Theses completed in 2010 or later are listed below. Please note that there is a 6-12 month delay to add the latest theses.

Immune infiltration in ovarian cancer and its significance in chemotherapy (2015)

High grade serous carcinoma (HGSC), the most commonly diagnosed ovarian cancer subtype, is often presented as late stage disease with high recurrence rates, thus contributing to poor prognosis. Despite poor survival outcomes, the presence of tumour-infiltrating lymphocytes (TIL) in primary, untreated tumours is associated with increased survival. However, little is known about the phenotype and composition of TIL subsets in HGSC patients following treatment. In this thesis, we investigated the functional phenotype of TIL and the changes in immune composition in tumours over the course of chemotherapy. In Chapter 2, we investigated the association of cytotoxic TIL with the presence of apoptotic tumour cells in primary tumours. By immunohistochemistry (IHC), we found that the majority of the CD8⁺T cells lack cytotoxic Ganzyme B and that the presence of both CD8⁺ and Granzyme B⁺TIL were not associated with the presence of apoptotic cleaved caspase-3⁺ tumour cells.
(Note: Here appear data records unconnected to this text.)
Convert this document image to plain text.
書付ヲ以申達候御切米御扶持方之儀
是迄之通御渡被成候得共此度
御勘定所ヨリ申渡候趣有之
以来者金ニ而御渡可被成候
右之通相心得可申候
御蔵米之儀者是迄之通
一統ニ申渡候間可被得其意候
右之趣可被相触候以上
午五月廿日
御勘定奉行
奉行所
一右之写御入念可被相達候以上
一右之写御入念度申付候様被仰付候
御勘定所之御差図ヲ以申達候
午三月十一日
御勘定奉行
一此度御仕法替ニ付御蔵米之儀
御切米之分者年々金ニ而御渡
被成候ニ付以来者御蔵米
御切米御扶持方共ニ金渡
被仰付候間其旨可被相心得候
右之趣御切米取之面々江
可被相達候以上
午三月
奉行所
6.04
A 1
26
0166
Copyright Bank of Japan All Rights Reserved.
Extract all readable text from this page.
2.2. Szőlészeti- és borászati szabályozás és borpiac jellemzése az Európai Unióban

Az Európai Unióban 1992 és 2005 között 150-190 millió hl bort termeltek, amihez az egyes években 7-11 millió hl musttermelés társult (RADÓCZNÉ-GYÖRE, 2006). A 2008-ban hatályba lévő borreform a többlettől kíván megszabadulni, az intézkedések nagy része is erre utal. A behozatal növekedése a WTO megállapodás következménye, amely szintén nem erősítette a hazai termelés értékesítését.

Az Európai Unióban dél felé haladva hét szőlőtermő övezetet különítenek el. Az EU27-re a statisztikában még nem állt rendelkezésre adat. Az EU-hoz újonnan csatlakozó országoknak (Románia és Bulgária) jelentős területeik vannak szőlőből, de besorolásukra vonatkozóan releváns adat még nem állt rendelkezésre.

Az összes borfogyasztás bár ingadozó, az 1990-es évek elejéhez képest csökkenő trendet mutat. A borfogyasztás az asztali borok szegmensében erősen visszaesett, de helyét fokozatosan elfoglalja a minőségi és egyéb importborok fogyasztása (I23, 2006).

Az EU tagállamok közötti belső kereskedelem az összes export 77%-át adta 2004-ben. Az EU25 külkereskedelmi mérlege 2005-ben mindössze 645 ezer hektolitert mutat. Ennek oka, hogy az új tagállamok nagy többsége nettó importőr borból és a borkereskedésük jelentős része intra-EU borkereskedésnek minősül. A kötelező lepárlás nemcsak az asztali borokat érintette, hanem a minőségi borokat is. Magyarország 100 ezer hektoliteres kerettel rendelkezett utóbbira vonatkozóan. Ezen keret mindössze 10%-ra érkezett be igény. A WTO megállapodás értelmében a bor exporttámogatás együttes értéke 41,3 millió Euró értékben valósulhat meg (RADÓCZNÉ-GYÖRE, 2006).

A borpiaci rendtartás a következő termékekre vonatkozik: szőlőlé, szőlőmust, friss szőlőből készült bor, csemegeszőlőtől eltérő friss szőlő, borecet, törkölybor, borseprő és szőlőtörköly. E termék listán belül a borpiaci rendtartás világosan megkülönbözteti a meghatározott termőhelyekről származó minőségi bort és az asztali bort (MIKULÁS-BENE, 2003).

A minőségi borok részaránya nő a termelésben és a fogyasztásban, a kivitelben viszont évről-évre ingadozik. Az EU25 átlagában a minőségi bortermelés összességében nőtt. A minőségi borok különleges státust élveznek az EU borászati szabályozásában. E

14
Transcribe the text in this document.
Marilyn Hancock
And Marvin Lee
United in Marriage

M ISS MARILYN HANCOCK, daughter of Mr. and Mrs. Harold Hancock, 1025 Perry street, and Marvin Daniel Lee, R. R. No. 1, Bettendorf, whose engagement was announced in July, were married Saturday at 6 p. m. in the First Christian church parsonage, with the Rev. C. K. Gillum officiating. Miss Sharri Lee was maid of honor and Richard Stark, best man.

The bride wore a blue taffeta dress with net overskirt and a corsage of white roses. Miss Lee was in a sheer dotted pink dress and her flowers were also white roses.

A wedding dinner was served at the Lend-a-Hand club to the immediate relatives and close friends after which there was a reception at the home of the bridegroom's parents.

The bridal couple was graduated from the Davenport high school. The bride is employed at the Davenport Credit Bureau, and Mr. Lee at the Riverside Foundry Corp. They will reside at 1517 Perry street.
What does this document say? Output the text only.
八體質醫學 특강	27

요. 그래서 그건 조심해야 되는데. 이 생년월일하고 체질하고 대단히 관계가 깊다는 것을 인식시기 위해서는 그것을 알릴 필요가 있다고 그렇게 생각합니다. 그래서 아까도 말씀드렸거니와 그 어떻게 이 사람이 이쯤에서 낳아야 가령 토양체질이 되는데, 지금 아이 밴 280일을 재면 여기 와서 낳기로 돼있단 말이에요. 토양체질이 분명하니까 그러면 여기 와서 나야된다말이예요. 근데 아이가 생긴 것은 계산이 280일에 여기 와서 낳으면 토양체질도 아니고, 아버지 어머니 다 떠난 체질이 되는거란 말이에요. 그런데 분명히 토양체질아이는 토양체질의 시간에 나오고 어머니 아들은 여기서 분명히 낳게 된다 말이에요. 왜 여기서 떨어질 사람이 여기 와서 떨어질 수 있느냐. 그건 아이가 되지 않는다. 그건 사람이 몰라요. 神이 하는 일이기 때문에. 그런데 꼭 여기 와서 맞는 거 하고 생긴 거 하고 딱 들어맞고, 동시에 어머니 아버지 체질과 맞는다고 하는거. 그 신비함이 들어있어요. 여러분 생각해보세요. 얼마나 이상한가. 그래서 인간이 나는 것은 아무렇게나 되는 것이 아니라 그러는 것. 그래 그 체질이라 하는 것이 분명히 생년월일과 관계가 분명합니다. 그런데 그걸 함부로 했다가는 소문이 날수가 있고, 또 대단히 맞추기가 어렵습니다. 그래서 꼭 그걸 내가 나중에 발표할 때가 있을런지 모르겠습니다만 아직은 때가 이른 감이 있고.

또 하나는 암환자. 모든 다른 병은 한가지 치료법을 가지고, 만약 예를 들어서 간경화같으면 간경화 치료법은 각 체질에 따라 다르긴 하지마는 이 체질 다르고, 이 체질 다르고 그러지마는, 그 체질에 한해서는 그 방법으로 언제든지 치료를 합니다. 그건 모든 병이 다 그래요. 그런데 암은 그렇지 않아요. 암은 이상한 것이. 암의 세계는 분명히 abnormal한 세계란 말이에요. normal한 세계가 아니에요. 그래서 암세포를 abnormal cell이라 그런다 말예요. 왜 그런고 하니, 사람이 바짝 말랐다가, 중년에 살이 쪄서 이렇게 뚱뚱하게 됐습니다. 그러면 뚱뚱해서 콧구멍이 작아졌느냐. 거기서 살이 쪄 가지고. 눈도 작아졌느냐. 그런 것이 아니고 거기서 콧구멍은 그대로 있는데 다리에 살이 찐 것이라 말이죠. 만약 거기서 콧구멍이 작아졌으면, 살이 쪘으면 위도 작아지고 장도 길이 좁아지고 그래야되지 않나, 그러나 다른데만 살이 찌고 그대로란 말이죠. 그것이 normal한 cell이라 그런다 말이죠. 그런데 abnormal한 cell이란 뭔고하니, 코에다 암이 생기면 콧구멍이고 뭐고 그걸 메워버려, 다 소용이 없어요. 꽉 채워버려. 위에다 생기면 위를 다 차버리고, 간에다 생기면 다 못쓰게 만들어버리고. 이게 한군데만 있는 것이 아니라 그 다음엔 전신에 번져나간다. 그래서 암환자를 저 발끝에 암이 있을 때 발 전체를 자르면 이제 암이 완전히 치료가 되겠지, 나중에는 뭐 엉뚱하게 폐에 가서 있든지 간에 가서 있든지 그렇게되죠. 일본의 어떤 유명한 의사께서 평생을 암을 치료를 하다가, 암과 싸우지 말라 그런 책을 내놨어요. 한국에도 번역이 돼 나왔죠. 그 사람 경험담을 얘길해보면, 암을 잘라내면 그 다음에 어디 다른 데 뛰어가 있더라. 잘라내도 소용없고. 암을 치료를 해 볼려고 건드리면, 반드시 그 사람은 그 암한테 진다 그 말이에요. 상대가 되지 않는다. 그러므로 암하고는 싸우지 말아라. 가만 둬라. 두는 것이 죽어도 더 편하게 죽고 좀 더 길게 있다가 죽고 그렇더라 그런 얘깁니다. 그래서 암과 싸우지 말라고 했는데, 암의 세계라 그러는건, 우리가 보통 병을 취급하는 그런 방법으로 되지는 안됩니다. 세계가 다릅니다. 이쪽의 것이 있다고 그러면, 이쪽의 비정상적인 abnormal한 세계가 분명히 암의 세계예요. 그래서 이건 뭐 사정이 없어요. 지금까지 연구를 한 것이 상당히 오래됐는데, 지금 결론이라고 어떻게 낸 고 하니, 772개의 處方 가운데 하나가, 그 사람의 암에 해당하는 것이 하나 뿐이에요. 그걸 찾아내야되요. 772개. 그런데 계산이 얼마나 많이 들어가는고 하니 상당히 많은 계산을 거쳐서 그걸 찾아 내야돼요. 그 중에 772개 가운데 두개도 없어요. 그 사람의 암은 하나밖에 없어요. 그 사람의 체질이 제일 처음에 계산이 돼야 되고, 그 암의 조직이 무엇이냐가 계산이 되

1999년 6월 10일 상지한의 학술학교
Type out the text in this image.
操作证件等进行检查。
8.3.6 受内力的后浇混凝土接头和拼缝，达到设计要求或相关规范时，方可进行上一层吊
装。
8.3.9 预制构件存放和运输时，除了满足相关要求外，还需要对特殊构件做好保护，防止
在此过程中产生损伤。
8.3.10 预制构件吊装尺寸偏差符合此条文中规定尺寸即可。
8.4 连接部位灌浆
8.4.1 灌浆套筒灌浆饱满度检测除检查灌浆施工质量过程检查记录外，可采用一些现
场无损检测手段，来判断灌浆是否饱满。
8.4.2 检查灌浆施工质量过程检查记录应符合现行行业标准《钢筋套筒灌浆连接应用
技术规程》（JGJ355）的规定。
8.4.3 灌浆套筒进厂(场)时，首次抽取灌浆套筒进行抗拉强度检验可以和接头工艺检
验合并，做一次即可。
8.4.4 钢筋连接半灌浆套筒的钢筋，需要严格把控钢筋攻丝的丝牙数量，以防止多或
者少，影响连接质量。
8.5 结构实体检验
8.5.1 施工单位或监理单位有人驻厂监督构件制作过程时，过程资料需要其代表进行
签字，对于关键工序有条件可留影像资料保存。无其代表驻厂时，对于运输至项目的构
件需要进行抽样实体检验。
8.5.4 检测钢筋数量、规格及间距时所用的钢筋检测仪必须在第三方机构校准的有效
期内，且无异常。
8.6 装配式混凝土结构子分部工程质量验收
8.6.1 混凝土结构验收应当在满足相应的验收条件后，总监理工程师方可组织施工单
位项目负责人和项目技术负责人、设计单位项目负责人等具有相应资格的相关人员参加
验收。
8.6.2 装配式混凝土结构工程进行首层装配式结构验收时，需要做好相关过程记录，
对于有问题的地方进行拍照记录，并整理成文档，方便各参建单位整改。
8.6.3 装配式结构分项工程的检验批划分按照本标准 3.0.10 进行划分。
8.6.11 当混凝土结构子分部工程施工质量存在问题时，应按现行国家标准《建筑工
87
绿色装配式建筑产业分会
In Chapter 3, we investigated the composition of TIL subsets in HGSC following neoadjuvant chemotherapy in matching pre- and post-chemotherapy tumour samples. By IHC, we found an increased density of intraepithelial T cells, CD20⁺B cells, and TIA-1⁺ and PD-1⁺TIL. In contrast, no significant change was found in the density of intraepithelial Granzyme B⁺TIL, FoxP3⁺T cells, or CD68⁺ macrophages. Patients with high CD8⁺TIL density following chemotherapy showed prolonged survival. Thus, we found the immune response to cancer is dynamic, and TIL populations change during the course of treatment. The results from this study indicate chemotherapy can alter the immunologic microenvironment in which tumour prior to chemotherapy lacking cytotoxic T cells can have increased infiltration of cytotoxic T cells and B cells, as well as PD-1⁺TIL. This study indicates the increased TIL infiltration following chemotherapy could be further enhanced with immunotherapies, such as tumour-specific vaccines and immune modulators (PD-1 blockade), to eradicate remaining tumour cells and reduce recurrences in HGSC. This work contributes to a better understanding of the effects of chemotherapy on TIL and this can lead to a more strategic development of immunotherapies in order to harness the anti-tumour immune response and mitigate immunosuppression against cancer.